BERABER PARSEL PARSEL SATTILAR
Kadınlar ise görüş vermekte temkinli yaklaşıyor ikna ettiğimiz bir kadın da başlıyor anlatmaya ‘‘Halkın iradesi yok sayıldı. Daha önce HDP’li belediyelere kayyım atandı. Belediye başkanları, milletvekilleri tutuklandı. Kimsenin sesi çıkmadı. Artık bir şeyleri görmeliyiz. Bizim irademiz bu insanlar. Kadir Topbaş’ı hiç sevmem. Çalışmalarını desteklemesek bile onları destekleyenler var ki seçildiler. Bu istifaları bir türlü anlamadık. Varsa yolsuzluğu ortaya çıkar. Üstünü kapatma. Bir şeylerin ortaya çıkmasından korktular. Eğer çıkarsa ‘kandırıldık, anladığımızda yollarımızı ayırdık’ diyecekler. Beraber parsel parsel sattılar. Yeşil bir alan kalmadı” diye konuştu. Yasemin adında bir başka kadın şöyle konuştu “2019 da gidilecek olan seçimde kaybedeceklerini biliyorlar.
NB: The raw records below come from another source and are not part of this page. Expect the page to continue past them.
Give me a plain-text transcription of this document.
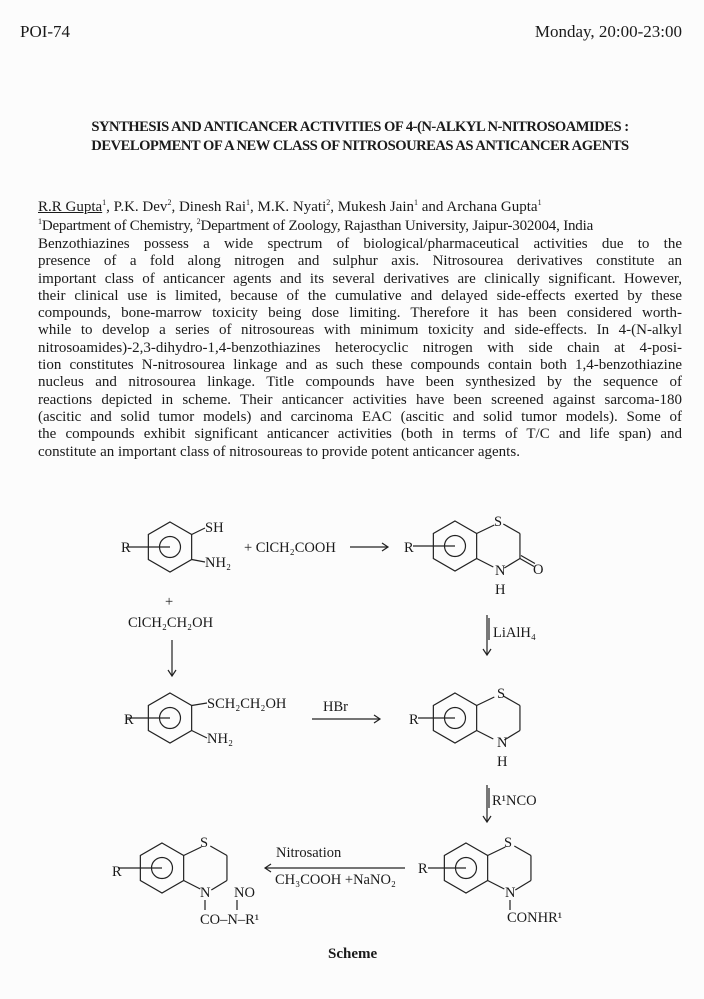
POI-74	Monday, 20:00-23:00
SYNTHESIS AND ANTICANCER ACTIVITIES OF 4-(N-ALKYL N-NITROSOAMIDES :
DEVELOPMENT OF A NEW CLASS OF NITROSOUREAS AS ANTICANCER AGENTS
R.R Gupta$^1$, P.K. Dev$^2$, Dinesh Rai$^1$, M.K. Nyati$^2$, Mukesh Jain$^1$ and Archana Gupta$^1$
$^1$Department of Chemistry, $^2$Department of Zoology, Rajasthan University, Jaipur-302004, India
Benzothiazines possess a wide spectrum of biological/pharmaceutical activities due to the
presence of a fold along nitrogen and sulphur axis. Nitrosourea derivatives constitute an
important class of anticancer agents and its several derivatives are clinically significant. However,
their clinical use is limited, because of the cumulative and delayed side-effects exerted by these
compounds, bone-marrow toxicity being dose limiting. Therefore it has been considered worth-
while to develop a series of nitrosoureas with minimum toxicity and side-effects. In 4-(N-alkyl
nitrosoamides)-2,3-dihydro-1,4-benzothiazines heterocyclic nitrogen with side chain at 4-posi-
tion constitutes N-nitrosourea linkage and as such these compounds contain both 1,4-benzothiazine
nucleus and nitrosourea linkage. Title compounds have been synthesized by the sequence of
reactions depicted in scheme. Their anticancer activities have been screened against sarcoma-180
(ascitic and solid tumor models) and carcinoma EAC (ascitic and solid tumor models). Some of
the compounds exhibit significant anticancer activities (both in terms of T/C and life span) and
constitute an important class of nitrosoureas to provide potent anticancer agents.
R
SH
NH₂
+ ClCH₂COOH	R
S
N
H
O
+
ClCH₂CH₂OH
LiAlH₄
R
SCH₂CH₂OH
NH₂
HBr
R
S
N
H
R¹NCO
R
S
N
CONHR¹
Nitrosation
CH₃COOH +NaNO₂
R
S
N NO
CO–N–R¹
Scheme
Çünkü bu belediyelerde yeterince sorun, yolsuzluk, rant, insan kayırmaca var. Bu belediyelere oy vermiş insanların güvenini kaybettiler. Bu bir taktiktir. Bunlara verilen yetkiler yeni gelenlere verilirse halimiz duman.”
ERDOĞAN’A OY VERDİM ÇÜNKÜ ALTERNATİF YOK
AKP’li esnaf giriyor söze belediye başkanlarının istifa ettirilmesinin 2019 seçimlerine yönelik yapılmış bir hamle olduğunu belirterek devam ediyor. “İstanbul ve Ankara’da hayır oyu yüksek çıktığı için yapılmış bir şey o yüzden bu istifalar gerçekleşti. Belediyecilikte vatandaş hizmet bekliyor, biz de Esenyurt’ta hizmet bekliyoruz memnun değiliz belediyeden ama böyle geldi böyle gidiyor. Melih Gökçek’in gitmesi iyi oldu, Türkiye’nin demokratik ülke olduğunu düşünmüyorum, Erdoğan’a oy verdim vermeye de devam edeceğim çünkü alternatif yok. AKP’nin belediyecilik anlayışını beğenmiyorum değişmesi gerekir. Belediye başkanları eğer bir yolsuzluğa, rüşvete karışmadılarsa istifayı kabul etmesinler ama durum böyle değil. Kahvehanede oturan bir başka kişi ise Türkiye de oy verilecek kişinin olmadığını söylüyor, her gelenin cebini doldurduğunu da ekleyerek şöyle devam ediyor’’ Emekliye asgari ücretliye 30 TL zam yapıyorsa ben de oy vermemeyi karar aldım.